Bootstrapped Genome Project (iv) - More on Triplicate Experiments

Bootstrapped Genome Project (iv) - More on Triplicate Experiments


My earlier commentary on triplicate experiments received a number of insightful comments from our readers. Instead of responding to each of them individually, I decided to write another commentary on the same topic to explain my thinking. I do not have any disagreement with statistical reasoning presented by the readers about having more data, but somehow I feel that we are systematically removing ‘cleverness’ from our methodologies. To explain, let me ask my original question in a slightly different manner.

Imagine absolutely nothing is known about the genes involved in human heart formation, and you are the first person trying to answer the question. You have enough money to do exactly three pairs of RNAseq experiments comparing heart and muscle. What will be most informative?

Researcher A collects one pair of RNA sample from one individual and sequences it three times. That is stupid, right?

Researcher B sequences three heart and muscle RNA samples from his mom, dad and himself, and finds about 1000 genes up or down-regulated in heart over muscle.

Instead, researcher C collects samples from one Asian man, one European woman and one African child and does his experiment.

Intuitively we know that even though both researchers B and C did triplicate measurements, C designed his experiment more intelligently.

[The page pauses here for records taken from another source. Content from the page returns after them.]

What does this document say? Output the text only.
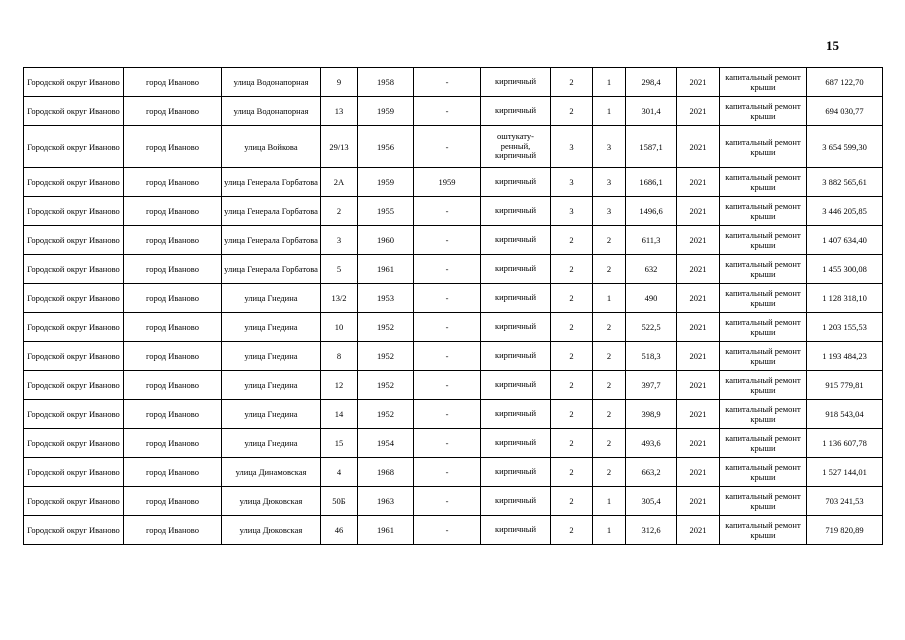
15
Городской округ Иваново	город Иваново	улица Водонапорная	9	1958	-	кирпичный	2	1	298,4	2021	капитальный ремонт крыши	687 122,70
Городской округ Иваново	город Иваново	улица Водонапорная	13	1959	-	кирпичный	2	1	301,4	2021	капитальный ремонт крыши	694 030,77
Городской округ Иваново	город Иваново	улица Войкова	29/13	1956	-	оштукату-ренный, кирпичный	3	3	1587,1	2021	капитальный ремонт крыши	3 654 599,30
Городской округ Иваново	город Иваново	улица Генерала Горбатова	2А	1959	1959	кирпичный	3	3	1686,1	2021	капитальный ремонт крыши	3 882 565,61
Городской округ Иваново	город Иваново	улица Генерала Горбатова	2	1955	-	кирпичный	3	3	1496,6	2021	капитальный ремонт крыши	3 446 205,85
Городской округ Иваново	город Иваново	улица Генерала Горбатова	3	1960	-	кирпичный	2	2	611,3	2021	капитальный ремонт крыши	1 407 634,40
Городской округ Иваново	город Иваново	улица Генерала Горбатова	5	1961	-	кирпичный	2	2	632	2021	капитальный ремонт крыши	1 455 300,08
Городской округ Иваново	город Иваново	улица Гнедина	13/2	1953	-	кирпичный	2	1	490	2021	капитальный ремонт крыши	1 128 318,10
Городской округ Иваново	город Иваново	улица Гнедина	10	1952	-	кирпичный	2	2	522,5	2021	капитальный ремонт крыши	1 203 155,53
Городской округ Иваново	город Иваново	улица Гнедина	8	1952	-	кирпичный	2	2	518,3	2021	капитальный ремонт крыши	1 193 484,23
Городской округ Иваново	город Иваново	улица Гнедина	12	1952	-	кирпичный	2	2	397,7	2021	капитальный ремонт крыши	915 779,81
Городской округ Иваново	город Иваново	улица Гнедина	14	1952	-	кирпичный	2	2	398,9	2021	капитальный ремонт крыши	918 543,04
Городской округ Иваново	город Иваново	улица Гнедина	15	1954	-	кирпичный	2	2	493,6	2021	капитальный ремонт крыши	1 136 607,78
Городской округ Иваново	город Иваново	улица Динамовская	4	1968	-	кирпичный	2	2	663,2	2021	капитальный ремонт крыши	1 527 144,01
Городской округ Иваново	город Иваново	улица Дюковская	50Б	1963	-	кирпичный	2	1	305,4	2021	капитальный ремонт крыши	703 241,53
Городской округ Иваново	город Иваново	улица Дюковская	46	1961	-	кирпичный	2	1	312,6	2021	капитальный ремонт крыши	719 820,89
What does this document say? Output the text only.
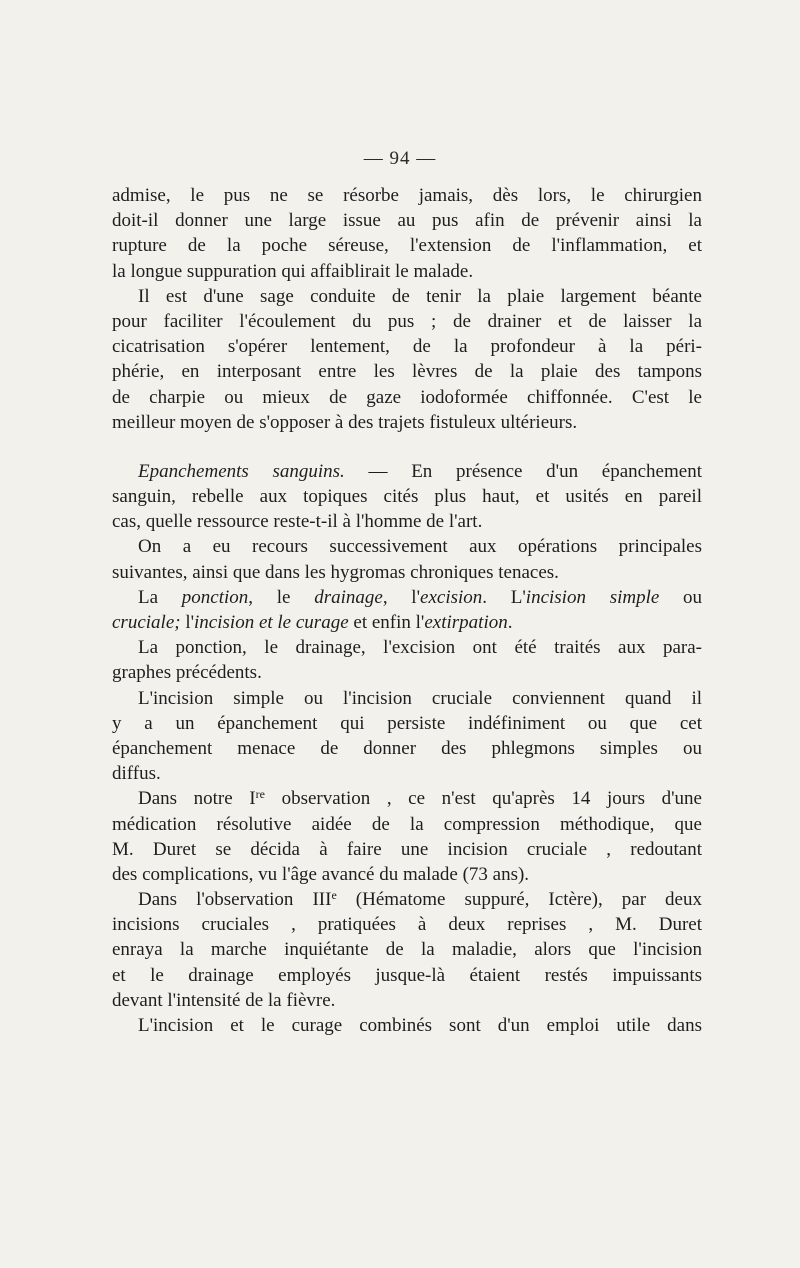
— 94 —
admise, le pus ne se résorbe jamais, dès lors, le chirurgien
doit-il donner une large issue au pus afin de prévenir ainsi la
rupture de la poche séreuse, l'extension de l'inflammation, et
la longue suppuration qui affaiblirait le malade.
Il est d'une sage conduite de tenir la plaie largement béante
pour faciliter l'écoulement du pus ; de drainer et de laisser la
cicatrisation s'opérer lentement, de la profondeur à la péri-
phérie, en interposant entre les lèvres de la plaie des tampons
de charpie ou mieux de gaze iodoformée chiffonnée. C'est le
meilleur moyen de s'opposer à des trajets fistuleux ultérieurs.
Epanchements sanguins. — En présence d'un épanchement
sanguin, rebelle aux topiques cités plus haut, et usités en pareil
cas, quelle ressource reste-t-il à l'homme de l'art.
On a eu recours successivement aux opérations principales
suivantes, ainsi que dans les hygromas chroniques tenaces.
La ponction, le drainage, l'excision. L'incision simple ou
cruciale; l'incision et le curage et enfin l'extirpation.
La ponction, le drainage, l'excision ont été traités aux para-
graphes précédents.
L'incision simple ou l'incision cruciale conviennent quand il
y a un épanchement qui persiste indéfiniment ou que cet
épanchement menace de donner des phlegmons simples ou
diffus.
Dans notre Ire observation , ce n'est qu'après 14 jours d'une
médication résolutive aidée de la compression méthodique, que
M. Duret se décida à faire une incision cruciale , redoutant
des complications, vu l'âge avancé du malade (73 ans).
Dans l'observation IIIe (Hématome suppuré, Ictère), par deux
incisions cruciales , pratiquées à deux reprises , M. Duret
enraya la marche inquiétante de la maladie, alors que l'incision
et le drainage employés jusque-là étaient restés impuissants
devant l'intensité de la fièvre.
L'incision et le curage combinés sont d'un emploi utile dans
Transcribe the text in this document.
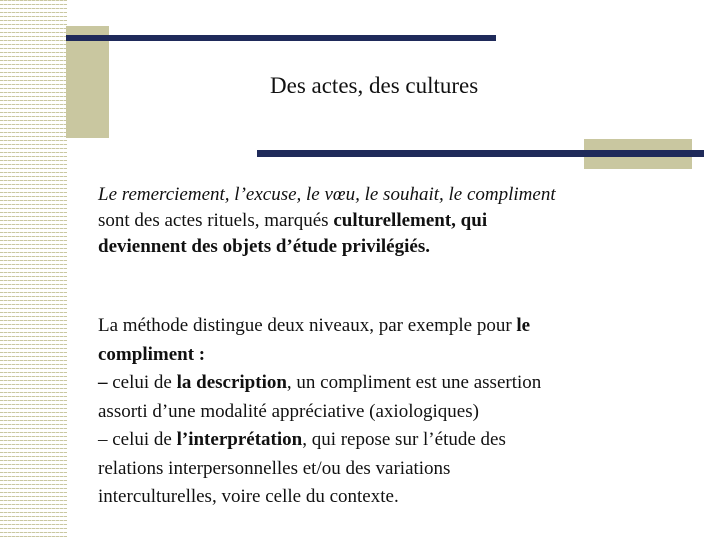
Des actes, des cultures
Le remerciement, l’excuse, le vœu, le souhait, le compliment
sont des actes rituels, marqués culturellement, qui
deviennent des objets d’étude privilégiés.
La méthode distingue deux niveaux, par exemple pour le
compliment :
– celui de la description, un compliment est une assertion
assorti d’une modalité appréciative (axiologiques)
– celui de l’interprétation, qui repose sur l’étude des
relations interpersonnelles et/ou des variations
interculturelles, voire celle du contexte.
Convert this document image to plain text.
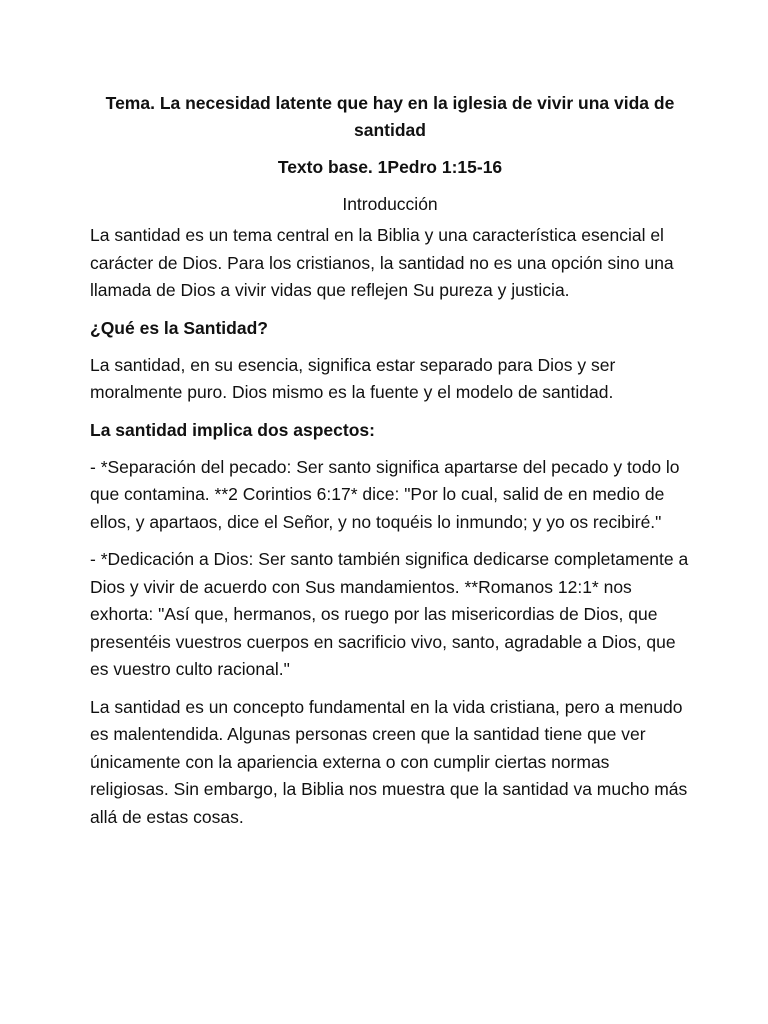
Tema. La necesidad latente que hay en la iglesia de vivir una vida de santidad

Texto base. 1Pedro 1:15-16

Introducción

La santidad es un tema central en la Biblia y una característica esencial el carácter de Dios. Para los cristianos, la santidad no es una opción sino una llamada de Dios a vivir vidas que reflejen Su pureza y justicia.

¿Qué es la Santidad?

La santidad, en su esencia, significa estar separado para Dios y ser moralmente puro. Dios mismo es la fuente y el modelo de santidad.

La santidad implica dos aspectos:

- *Separación del pecado: Ser santo significa apartarse del pecado y todo lo que contamina. **2 Corintios 6:17* dice: "Por lo cual, salid de en medio de ellos, y apartaos, dice el Señor, y no toquéis lo inmundo; y yo os recibiré."

- *Dedicación a Dios: Ser santo también significa dedicarse completamente a Dios y vivir de acuerdo con Sus mandamientos. **Romanos 12:1* nos exhorta: "Así que, hermanos, os ruego por las misericordias de Dios, que presentéis vuestros cuerpos en sacrificio vivo, santo, agradable a Dios, que es vuestro culto racional."

La santidad es un concepto fundamental en la vida cristiana, pero a menudo es malentendida. Algunas personas creen que la santidad tiene que ver únicamente con la apariencia externa o con cumplir ciertas normas religiosas. Sin embargo, la Biblia nos muestra que la santidad va mucho más allá de estas cosas.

If we did array measurements, those would have been the only options. However, RNAseq opens up host of other potentially more informative possibilities. Why so? It is because RNAseq is both a sequencing study and an expression study.

Researcher D sequences heart and muscle samples from human, chimp and gorilla. That is another interesting possibility with RNAseq.

Researcher E does a Hail Mary pass and sequences heart and muscle samples from human, mouse and Drosophila. He finds about 30 genes over or under-expressed in heart vs muscle in all samples.

Whose triplicate measurement is the most informative?